The default "semantics" for blank nodes in SPARQL queries is to represent existential variables (essentially a normal variable whose value cannot be returned). As such, specifying blank-nodes in queries is pretty useless (though I may stand corrected) as normal variables can be used in their stead. I'm guessing SPARQL chose to keep an RDF-like semantics for blank-nodes.

Many systems take a skolemised view of blank-nodes as ground (instantiated) terms in their own right. Even still, if I pose one query to a SPARQL endpoint in which I get a binding _:bnode1, I cannot subsequently ask for more information about _:bnode1 without reconstructing and extending the previous query, and/or using some swanky filters.

My question is:

Is there a specific reason why SPARQL has not offered a Skolem syntax for querying blank-nodes with a particular label? (See examples below)

As far as I can see, this would be a practical, useful and simple sprinkle of syntactic sugar to offer in SPARQL. I'm guessing there's a reason why it's not offered? Would it cause a split in the semantics on how blank-nodes should be supported? Anyone know if this was considered in the WG(s)?

(Question inspired by this one, and the discussion on CBDs which seems [IMO] to be an awkward solution—specifically for DESCRIBE queries—to the above non-referencability of blank-nodes. Why not tackle the root cause?)

Secondly:

Is there a non-standard (community) spec for creating globally unique blank-node Skolem names (based on a function of graph and local label) for Named Graphs? If not, would one be useful/appropriate?

If we're all skolemising blank-nodes, why not use the same rule-of-thumb?

Side note: did some tests/lookups for a few different SPARQL engines. They all support query blank-nodes as existential variables, and some support additional syntax for skolemising blank-nodes (can't get the links to test queries to work, so you'll have to trust me).

Supported query blank-node Skolems
- Virtuoso uses <nodeID://b196899188>syntax
- YARS2 uses <_:encodedcontextxxlabel> syntax
- ARQ/Jena (optionally?) also uses <_:bnodeN> syntax
Not supported (at least not in tested endpoint... maybe optional support)
- Sesame
- BigOWLIM

MichaelSchn · September 6, 2010, 10:00pm

I will try to address your first question. I won't discuss the question whether referring to concrete blank node identifiers in an RDF graph is good practice not, but will only deal with some technical aspect here.

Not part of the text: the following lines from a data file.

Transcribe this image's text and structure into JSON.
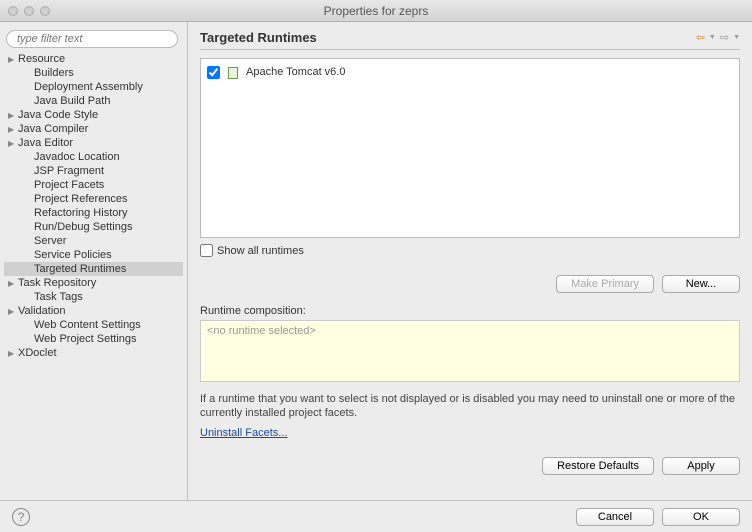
{
  "window": {
    "title": "Properties for zeprs"
  },
  "sidebar": {
    "filter_placeholder": "type filter text",
    "items": [
      {
        "label": "Resource",
        "expandable": true
      },
      {
        "label": "Builders"
      },
      {
        "label": "Deployment Assembly"
      },
      {
        "label": "Java Build Path"
      },
      {
        "label": "Java Code Style",
        "expandable": true
      },
      {
        "label": "Java Compiler",
        "expandable": true
      },
      {
        "label": "Java Editor",
        "expandable": true
      },
      {
        "label": "Javadoc Location"
      },
      {
        "label": "JSP Fragment"
      },
      {
        "label": "Project Facets"
      },
      {
        "label": "Project References"
      },
      {
        "label": "Refactoring History"
      },
      {
        "label": "Run/Debug Settings"
      },
      {
        "label": "Server"
      },
      {
        "label": "Service Policies"
      },
      {
        "label": "Targeted Runtimes",
        "selected": true
      },
      {
        "label": "Task Repository",
        "expandable": true
      },
      {
        "label": "Task Tags"
      },
      {
        "label": "Validation",
        "expandable": true
      },
      {
        "label": "Web Content Settings"
      },
      {
        "label": "Web Project Settings"
      },
      {
        "label": "XDoclet",
        "expandable": true
      }
    ]
  },
  "content": {
    "heading": "Targeted Runtimes",
    "runtimes": [
      {
        "label": "Apache Tomcat v6.0",
        "checked": true
      }
    ],
    "show_all_label": "Show all runtimes",
    "make_primary_label": "Make Primary",
    "new_label": "New...",
    "composition_label": "Runtime composition:",
    "composition_empty": "<no runtime selected>",
    "hint_text": "If a runtime that you want to select is not displayed or is disabled you may need to uninstall one or more of the currently installed project facets.",
    "uninstall_link": "Uninstall Facets...",
    "restore_defaults_label": "Restore Defaults",
    "apply_label": "Apply"
  },
  "footer": {
    "cancel_label": "Cancel",
    "ok_label": "OK"
  }
}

In RDF, the identifiers for blank nodes in the queried RDF graph are local to this graph. On the other hand, blank node identifiers occurring in a SPARQL query pattern are local to that pattern (even to their containing basic graph pattern), see Sec. 5.1.1. of the SPARQL specification. So, if I understand it correctly, with a SPARQL-compliant system it is not possible to refer to the identifier of a blank node in the queried graph from within a SPARQL query pattern.

Elaboration:

Let's assume that you know the identifier of some blank node, may it be "_:xyz", and that you use this same identifier in some query pattern. It turns out that a SPARQL-compliant system will distinguish the two identifiers, since they have disjoint scopes. They will be "standardized apart" into something like "_:xyz/graph" and "_:xyz/query", respectively, where "_:xyz/query" does not occur anywhere in the graph.

Now, if you interpret blank nodes as Skolem constants, your query will then not match anything (empty result set). The reason is that in order to match, it would be necessary to match the constant(!) "_:xyz/query" in the query pattern against the same constant in the graph, but that constant does not exist in the graph.

Note that the basic problem here stems from the locality of blank nodes (a syntactic aspect), not from the existential-vs-Skolem question (a semantic aspect), although it turns out that under existential semantics the problem of a non-matching query would not exist.

Bottom line (provided that I have correctly understood the SPARQL spec):

Skolem semantics paired with graph/pattern-locality of blank nodes would be disastrous for SPARQL, since it would effectively prevent query matching whenever there are blank nodes in a query pattern.

cygri · September 6, 2010, 10:00pm

This paper might be related.

CommentBot · September 6, 2010, 10:00pm

My google powers are failing me on this one. As Michael says, blank nodes are tricky. The relevant issue in the sparql 1.0 work was bnodeRef, which provides a starting point. The phrase to look for more generally is 'told bnodes'.

The answer to your first question is the inevitable 'insufficient will given time and resources'. It's clearly not trivial, solutions had to be tried out, it interacts with entailments etc etc.

I'm sure I saw this suggested for 1.1, but I find no sign.